Perpustakaan harus bersifat digital dan juga fisik

News

PALEMBANG, KABARKATA.COM—Saat melihat-lihat rak buku di perpustakaan atau menelusuri tumpukan buku, beberapa orang mungkin bertanya-tanya seberapa sering buku-buku ini benar-benar digunakan oleh pemustaka .

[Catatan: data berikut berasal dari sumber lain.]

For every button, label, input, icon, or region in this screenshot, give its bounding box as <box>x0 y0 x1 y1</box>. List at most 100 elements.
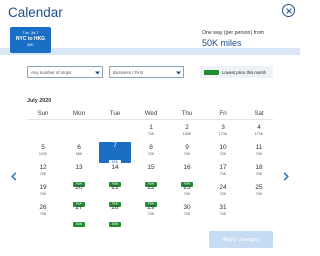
day-price: 70K <box>219 172 227 176</box>
weekday-sat: Sat <box>254 110 264 117</box>
day-number: 5 <box>41 144 45 151</box>
trip-card[interactable]: Tue, Jul 7 NYC to HKG 50K <box>10 27 51 53</box>
calendar-day[interactable]: 13 50K <box>63 164 95 187</box>
day-number: 29 <box>147 204 155 211</box>
next-month-button[interactable] <box>281 170 291 182</box>
day-number: 17 <box>219 164 227 171</box>
weekday-divider <box>27 119 273 120</box>
trip-price: 50K <box>27 43 34 47</box>
day-price: 140K <box>182 132 192 136</box>
prev-month-button[interactable] <box>9 170 19 182</box>
weekday-tue: Tue <box>109 110 121 117</box>
calendar-day[interactable]: 8 70K <box>135 144 167 165</box>
day-price-lowest: 50K <box>72 222 86 227</box>
day-number: 30 <box>183 204 191 211</box>
chevron-down-icon <box>95 71 100 75</box>
day-number: 13 <box>75 164 83 171</box>
day-price: 173K <box>254 132 264 136</box>
calendar-day[interactable]: 30 70K <box>171 204 203 225</box>
calendar-day[interactable]: 12 70K <box>27 164 59 185</box>
apply-changes-button[interactable]: Apply changes <box>209 231 273 248</box>
day-number: 24 <box>219 184 227 191</box>
day-price: 70K <box>39 192 47 196</box>
day-number: 1 <box>149 124 153 131</box>
weekday-thu: Thu <box>181 110 193 117</box>
calendar-day[interactable]: 4 173K <box>243 124 275 145</box>
day-number: 12 <box>39 164 47 171</box>
cabin-select[interactable]: Business / First <box>109 66 184 78</box>
day-number: 22 <box>147 184 155 191</box>
calendar-day[interactable]: 11 70K <box>243 144 275 165</box>
day-number: 27 <box>75 204 83 211</box>
weekday-wed: Wed <box>144 110 158 117</box>
calendar-day[interactable]: 19 70K <box>27 184 59 205</box>
stops-select[interactable]: Any number of stops <box>27 66 103 78</box>
calendar-day[interactable]: 6 58K <box>63 144 95 165</box>
day-price: 70K <box>219 212 227 216</box>
day-number: 26 <box>39 204 47 211</box>
chevron-down-icon <box>176 71 181 75</box>
day-number: 9 <box>185 144 189 151</box>
day-price: 70K <box>147 132 155 136</box>
calendar-day[interactable]: 22 50K <box>135 184 167 207</box>
calendar-day[interactable]: 29 70K <box>135 204 167 225</box>
day-number: 2 <box>185 124 189 131</box>
weekday-fri: Fri <box>219 110 227 117</box>
calendar-day[interactable]: 24 70K <box>207 184 239 205</box>
calendar-day[interactable]: 31 70K <box>207 204 239 225</box>
day-number: 14 <box>111 164 119 171</box>
day-number: 20 <box>75 184 83 191</box>
day-price: 70K <box>39 212 47 216</box>
calendar-day[interactable]: 23 70K <box>171 184 203 205</box>
trip-route: NYC to HKG <box>15 36 46 42</box>
calendar-day[interactable]: 10 70K <box>207 144 239 165</box>
calendar-day[interactable]: 2 140K <box>171 124 203 145</box>
legend-swatch <box>204 69 219 75</box>
day-price: 70K <box>255 152 263 156</box>
day-number: 18 <box>255 164 263 171</box>
day-number: 16 <box>183 164 191 171</box>
day-number: 23 <box>183 184 191 191</box>
day-number: 8 <box>149 144 153 151</box>
calendar-day[interactable]: 14 50K <box>99 164 131 187</box>
calendar-day[interactable]: 28 50K <box>99 204 131 227</box>
calendar-day[interactable]: 9 70K <box>171 144 203 165</box>
calendar-day[interactable]: 21 50K <box>99 184 131 207</box>
calendar-day[interactable]: 3 173K <box>207 124 239 145</box>
day-price: 58K <box>75 152 83 156</box>
calendar-day[interactable]: 15 50K <box>135 164 167 187</box>
calendar-day[interactable]: 1 70K <box>135 124 167 145</box>
day-price: 70K <box>183 212 191 216</box>
day-number: 4 <box>257 124 261 131</box>
day-number: 3 <box>221 124 225 131</box>
calendar-day[interactable]: 16 50K <box>171 164 203 187</box>
calendar-day[interactable]: 26 70K <box>27 204 59 225</box>
day-price: 70K <box>219 192 227 196</box>
day-price: 70K <box>147 212 155 216</box>
weekday-mon: Mon <box>72 110 86 117</box>
day-number: 11 <box>255 144 263 151</box>
calendar-day[interactable]: 20 50K <box>63 184 95 207</box>
oneway-label: One way (per person) from <box>202 30 264 36</box>
calendar-day-selected[interactable]: 7 50K <box>99 142 131 165</box>
day-price: 70K <box>219 152 227 156</box>
day-price: 110K <box>38 152 48 156</box>
day-number: 31 <box>219 204 227 211</box>
calendar-day[interactable]: 17 70K <box>207 164 239 185</box>
close-button[interactable] <box>282 4 295 17</box>
calendar-day[interactable]: 25 70K <box>243 184 275 205</box>
day-price: 70K <box>183 192 191 196</box>
month-label: July 2020 <box>27 98 52 104</box>
calendar-day[interactable]: 5 110K <box>27 144 59 165</box>
stops-select-value: Any number of stops <box>31 69 72 75</box>
day-price: 70K <box>255 192 263 196</box>
day-price: 70K <box>255 172 263 176</box>
legend-text: Lowest price this month <box>222 69 266 75</box>
calendar-day[interactable]: 27 50K <box>63 204 95 227</box>
day-price: 70K <box>39 172 47 176</box>
calendar-day[interactable]: 18 70K <box>243 164 275 185</box>
day-number: 6 <box>77 144 81 151</box>
cabin-select-value: Business / First <box>113 69 144 75</box>
day-price: 70K <box>147 152 155 156</box>
day-number: 25 <box>255 184 263 191</box>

Buku-buku ini harus bersaing dengan kemajuan zaman dimana banyak pemustaka lebih suka bertransisi membaca secara digital, baik untuk kesenangan maupun akademis , Hal ini dialami oleh banyak pemustaka terutama mahasiswa yang sudah menggunakan buku teks digital sebagai cara yang lebih nyaman dan , seringkali, cara belajar yang lebih murah, mungkin tampak lebih efisien untuk sepenuhnya mendigitalkan koleksi perpustakaan

Namun, proses pengubahan buku cetak menjadi dokumen digital dapat menghilangkan detail penting yang menjelaskan konteks historis di mana buku cetak diterbitkan, serta memakan waktu dan terkadang tidak dapat diandalkan. dapat digunakan untuk memperluas ruang belajar siswa yang ada.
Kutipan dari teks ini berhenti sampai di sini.